For years, I dismissed my behaviors as not serious enough. But after a decade of questioning and piecing together what I knew about eating disorders, I finally admitted something was wrong. When I was diagnosed with OSFED this May, it didn’t come as a surprise.
The eating disorder behaviors that I had previously distanced myself from had come back in full force after my mom’s death in 2024. The isolation I had worked consistently to counteract, year after year, was an expected part of my grief. Food thoughts and bad habits came back slowly, like a leaky pipe that went unnoticed until the basement was flooded. I was suddenly face to face with the eating disorder I had denied for years.
Choosing Me
I was always the one whose sister had an eating disorder - not the one with an eating disorder. Until I wasn’t. Until I realized I’d been living a lie for a majority of my adulthood. Until I realized that I needed help, too, but that systems put in place to help people like me had also failed me.
My first appointment with an outpatient dietitian was recently. I shared my eating disorder diagnosis with my primary care physician and my therapist. I’m getting help, but it’s harder than I thought it would be, even after spending more than a decade helping other people find support.
Recovery is not a straight line, and it’s certainly not easy.
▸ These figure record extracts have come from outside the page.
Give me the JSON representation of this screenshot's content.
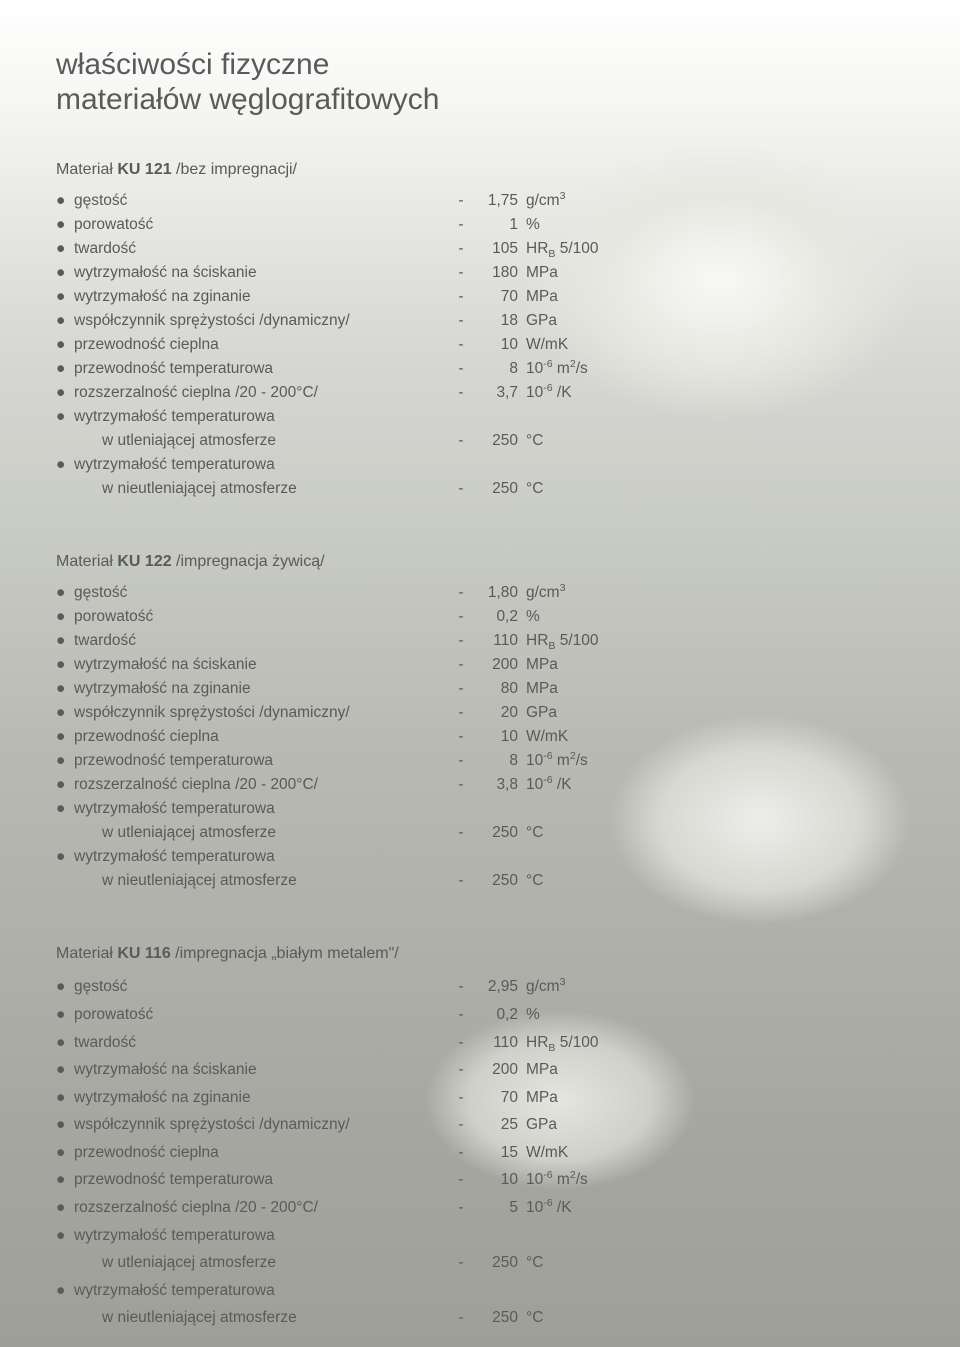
{
  "title_line1": "właściwości fizyczne",
  "title_line2": "materiałów węglografitowych",
  "materials": [
    {
      "heading_pre": "Materiał ",
      "heading_bold": "KU 121",
      "heading_post": " /bez impregnacji/",
      "rows": [
        {
          "b": true,
          "label": "gęstość",
          "val": "1,75",
          "unit": "g/cm<sup>3</sup>"
        },
        {
          "b": true,
          "label": "porowatość",
          "val": "1",
          "unit": "%"
        },
        {
          "b": true,
          "label": "twardość",
          "val": "105",
          "unit": "HR<sub>B</sub> 5/100"
        },
        {
          "b": true,
          "label": "wytrzymałość na ściskanie",
          "val": "180",
          "unit": "MPa"
        },
        {
          "b": true,
          "label": "wytrzymałość na zginanie",
          "val": "70",
          "unit": "MPa"
        },
        {
          "b": true,
          "label": "współczynnik sprężystości /dynamiczny/",
          "val": "18",
          "unit": "GPa"
        },
        {
          "b": true,
          "label": "przewodność cieplna",
          "val": "10",
          "unit": "W/mK"
        },
        {
          "b": true,
          "label": "przewodność temperaturowa",
          "val": "8",
          "unit": "10<sup>-6</sup> m<sup>2</sup>/s"
        },
        {
          "b": true,
          "label": "rozszerzalność cieplna /20 - 200°C/",
          "val": "3,7",
          "unit": "10<sup>-6</sup> /K"
        },
        {
          "b": true,
          "label": "wytrzymałość temperaturowa",
          "noval": true
        },
        {
          "b": false,
          "label": "w utleniającej atmosferze",
          "val": "250",
          "unit": "°C"
        },
        {
          "b": true,
          "label": "wytrzymałość temperaturowa",
          "noval": true
        },
        {
          "b": false,
          "label": "w nieutleniającej atmosferze",
          "val": "250",
          "unit": "°C"
        }
      ]
    },
    {
      "heading_pre": "Materiał ",
      "heading_bold": "KU 122",
      "heading_post": " /impregnacja żywicą/",
      "rows": [
        {
          "b": true,
          "label": "gęstość",
          "val": "1,80",
          "unit": "g/cm<sup>3</sup>"
        },
        {
          "b": true,
          "label": "porowatość",
          "val": "0,2",
          "unit": "%"
        },
        {
          "b": true,
          "label": "twardość",
          "val": "110",
          "unit": "HR<sub>B</sub> 5/100"
        },
        {
          "b": true,
          "label": "wytrzymałość na ściskanie",
          "val": "200",
          "unit": "MPa"
        },
        {
          "b": true,
          "label": "wytrzymałość na zginanie",
          "val": "80",
          "unit": "MPa"
        },
        {
          "b": true,
          "label": "współczynnik sprężystości /dynamiczny/",
          "val": "20",
          "unit": "GPa"
        },
        {
          "b": true,
          "label": "przewodność cieplna",
          "val": "10",
          "unit": "W/mK"
        },
        {
          "b": true,
          "label": "przewodność temperaturowa",
          "val": "8",
          "unit": "10<sup>-6</sup> m<sup>2</sup>/s"
        },
        {
          "b": true,
          "label": "rozszerzalność cieplna /20 - 200°C/",
          "val": "3,8",
          "unit": "10<sup>-6</sup> /K"
        },
        {
          "b": true,
          "label": "wytrzymałość temperaturowa",
          "noval": true
        },
        {
          "b": false,
          "label": "w utleniającej atmosferze",
          "val": "250",
          "unit": "°C"
        },
        {
          "b": true,
          "label": "wytrzymałość temperaturowa",
          "noval": true
        },
        {
          "b": false,
          "label": "w nieutleniającej atmosferze",
          "val": "250",
          "unit": "°C"
        }
      ]
    },
    {
      "heading_pre": "Materiał ",
      "heading_bold": "KU 116",
      "heading_post": " /impregnacja „białym metalem\"/",
      "spaced": true,
      "rows": [
        {
          "b": true,
          "label": "gęstość",
          "val": "2,95",
          "unit": "g/cm<sup>3</sup>"
        },
        {
          "b": true,
          "label": "porowatość",
          "val": "0,2",
          "unit": "%"
        },
        {
          "b": true,
          "label": "twardość",
          "val": "110",
          "unit": "HR<sub>B</sub> 5/100"
        },
        {
          "b": true,
          "label": "wytrzymałość na ściskanie",
          "val": "200",
          "unit": "MPa"
        },
        {
          "b": true,
          "label": "wytrzymałość na zginanie",
          "val": "70",
          "unit": "MPa"
        },
        {
          "b": true,
          "label": "współczynnik sprężystości /dynamiczny/",
          "val": "25",
          "unit": "GPa"
        },
        {
          "b": true,
          "label": "przewodność cieplna",
          "val": "15",
          "unit": "W/mK"
        },
        {
          "b": true,
          "label": "przewodność temperaturowa",
          "val": "10",
          "unit": "10<sup>-6</sup> m<sup>2</sup>/s"
        },
        {
          "b": true,
          "label": "rozszerzalność cieplna /20 - 200°C/",
          "val": "5",
          "unit": "10<sup>-6</sup> /K"
        },
        {
          "b": true,
          "label": "wytrzymałość temperaturowa",
          "noval": true
        },
        {
          "b": false,
          "label": "w utleniającej atmosferze",
          "val": "250",
          "unit": "°C"
        },
        {
          "b": true,
          "label": "wytrzymałość temperaturowa",
          "noval": true
        },
        {
          "b": false,
          "label": "w nieutleniającej atmosferze",
          "val": "250",
          "unit": "°C"
        }
      ]
    }
  ]
}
But I’m learning that asking for help (and actually accepting it) is part of healing. For so long, I believed eating disorders were my sister’s story. Now I know they’re mine, too. Naming that truth doesn’t erase the years I spent hiding, or the systems that overlooked me. But it does give me the chance to choose something different for myself today: to fight for the care I deserve, to share my story so others feel less alone, and to believe - however imperfectly - that recovery is possible for me, too.